Modern Hawaiian history has an antecedent in a single historic episode, the mahele. In the 1840s, Kauikeaouli (Kamehameha III) abandoned traditional Hawaiian land tenure and adopted the Western concept of private ownership of property.

Surveying the Mahele reveals how the complex disciplines of mapping and surveying, which reflect values of feudal European society that underlie modern concepts of land ownership, changed the destiny of Hawai'i. The book is lavishly illustrated with examples of mahele land surveys that range in scope from single home sites to a plat of one hundred thousand acres.

In the matter of a few years, Hawai'i changed from a society in which the ali'iʻaimoku, or king, served as steward of the land that belonged to the gods, to one in which he, the ali'i, or nobility, and the makaʻāinana, or com¬moners, acquired outright ownership of land.
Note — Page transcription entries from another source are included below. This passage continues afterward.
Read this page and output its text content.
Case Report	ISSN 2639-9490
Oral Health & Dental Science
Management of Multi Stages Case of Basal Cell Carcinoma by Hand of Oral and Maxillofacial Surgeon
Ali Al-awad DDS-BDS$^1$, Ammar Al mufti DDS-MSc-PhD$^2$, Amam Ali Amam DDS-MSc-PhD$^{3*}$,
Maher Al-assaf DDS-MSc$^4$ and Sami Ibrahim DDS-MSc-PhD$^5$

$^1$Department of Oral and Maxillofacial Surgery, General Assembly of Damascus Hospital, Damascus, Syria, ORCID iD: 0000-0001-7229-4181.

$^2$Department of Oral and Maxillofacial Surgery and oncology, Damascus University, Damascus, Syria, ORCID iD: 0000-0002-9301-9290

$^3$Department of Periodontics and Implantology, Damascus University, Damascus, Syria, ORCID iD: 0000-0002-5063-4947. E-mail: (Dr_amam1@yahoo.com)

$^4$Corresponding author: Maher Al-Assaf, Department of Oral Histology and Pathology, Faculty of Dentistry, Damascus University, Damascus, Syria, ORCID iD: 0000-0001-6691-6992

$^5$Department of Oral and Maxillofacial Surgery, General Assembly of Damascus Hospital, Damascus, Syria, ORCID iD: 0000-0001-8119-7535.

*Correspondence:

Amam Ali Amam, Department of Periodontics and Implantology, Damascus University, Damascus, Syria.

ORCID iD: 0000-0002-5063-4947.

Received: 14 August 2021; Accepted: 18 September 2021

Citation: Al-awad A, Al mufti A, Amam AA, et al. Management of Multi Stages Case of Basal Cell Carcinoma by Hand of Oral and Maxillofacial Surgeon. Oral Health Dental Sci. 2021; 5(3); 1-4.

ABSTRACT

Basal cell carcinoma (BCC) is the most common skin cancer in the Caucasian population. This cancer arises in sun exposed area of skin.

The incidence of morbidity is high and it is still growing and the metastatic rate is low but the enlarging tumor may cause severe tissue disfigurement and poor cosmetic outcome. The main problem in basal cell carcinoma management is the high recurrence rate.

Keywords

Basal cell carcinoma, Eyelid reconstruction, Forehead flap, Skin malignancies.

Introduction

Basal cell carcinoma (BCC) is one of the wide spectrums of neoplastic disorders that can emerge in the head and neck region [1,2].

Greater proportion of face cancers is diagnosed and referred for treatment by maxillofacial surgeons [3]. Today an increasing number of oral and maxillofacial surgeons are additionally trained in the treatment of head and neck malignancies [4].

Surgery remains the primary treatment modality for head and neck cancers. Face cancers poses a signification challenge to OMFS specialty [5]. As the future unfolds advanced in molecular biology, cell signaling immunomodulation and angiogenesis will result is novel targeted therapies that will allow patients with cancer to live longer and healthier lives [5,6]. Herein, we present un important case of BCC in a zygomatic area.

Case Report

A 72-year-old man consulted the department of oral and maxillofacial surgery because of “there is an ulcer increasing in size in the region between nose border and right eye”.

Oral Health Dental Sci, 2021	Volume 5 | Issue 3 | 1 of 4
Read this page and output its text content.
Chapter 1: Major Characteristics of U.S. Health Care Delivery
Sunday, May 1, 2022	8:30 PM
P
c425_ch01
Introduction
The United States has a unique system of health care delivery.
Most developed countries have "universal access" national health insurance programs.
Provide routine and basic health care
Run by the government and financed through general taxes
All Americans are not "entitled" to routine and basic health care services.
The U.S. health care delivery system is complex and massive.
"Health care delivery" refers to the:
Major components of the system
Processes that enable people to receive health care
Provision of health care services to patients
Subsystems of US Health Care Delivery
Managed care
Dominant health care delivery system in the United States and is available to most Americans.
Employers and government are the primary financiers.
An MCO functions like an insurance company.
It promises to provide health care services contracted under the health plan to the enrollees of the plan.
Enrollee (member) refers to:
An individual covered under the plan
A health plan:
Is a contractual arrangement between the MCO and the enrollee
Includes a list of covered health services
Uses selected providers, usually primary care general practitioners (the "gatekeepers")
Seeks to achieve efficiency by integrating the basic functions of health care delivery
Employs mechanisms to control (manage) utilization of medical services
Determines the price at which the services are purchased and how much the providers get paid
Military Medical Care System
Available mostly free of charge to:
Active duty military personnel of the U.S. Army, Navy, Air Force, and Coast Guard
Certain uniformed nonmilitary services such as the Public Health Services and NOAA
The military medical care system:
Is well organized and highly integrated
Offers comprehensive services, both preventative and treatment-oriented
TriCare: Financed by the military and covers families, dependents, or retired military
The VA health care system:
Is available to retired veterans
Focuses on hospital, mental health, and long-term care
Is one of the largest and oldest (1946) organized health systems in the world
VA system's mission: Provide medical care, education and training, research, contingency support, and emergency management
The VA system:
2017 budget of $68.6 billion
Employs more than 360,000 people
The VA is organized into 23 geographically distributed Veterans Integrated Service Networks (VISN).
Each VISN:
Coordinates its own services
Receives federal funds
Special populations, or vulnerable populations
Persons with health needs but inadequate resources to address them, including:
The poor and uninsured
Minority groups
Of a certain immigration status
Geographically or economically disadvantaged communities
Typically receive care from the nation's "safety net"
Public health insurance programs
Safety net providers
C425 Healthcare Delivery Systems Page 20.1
Surveying the Mahele examines the work of the few professional surveyors, such as William Webster, whose work in Hawai'i was as fine as any in the world. It describes the efforts of missionaries John Emerson and William Patterson Alexander, who used their surveying skills to help their parishioners acquire land under the new laws passed as part of the mahele.

Volume II also presents the work of notable Hawaiians, such as Samuel P. Kalama and John W. Makalena, who learned surveying from missionary teachers and applied their art during the Mahele.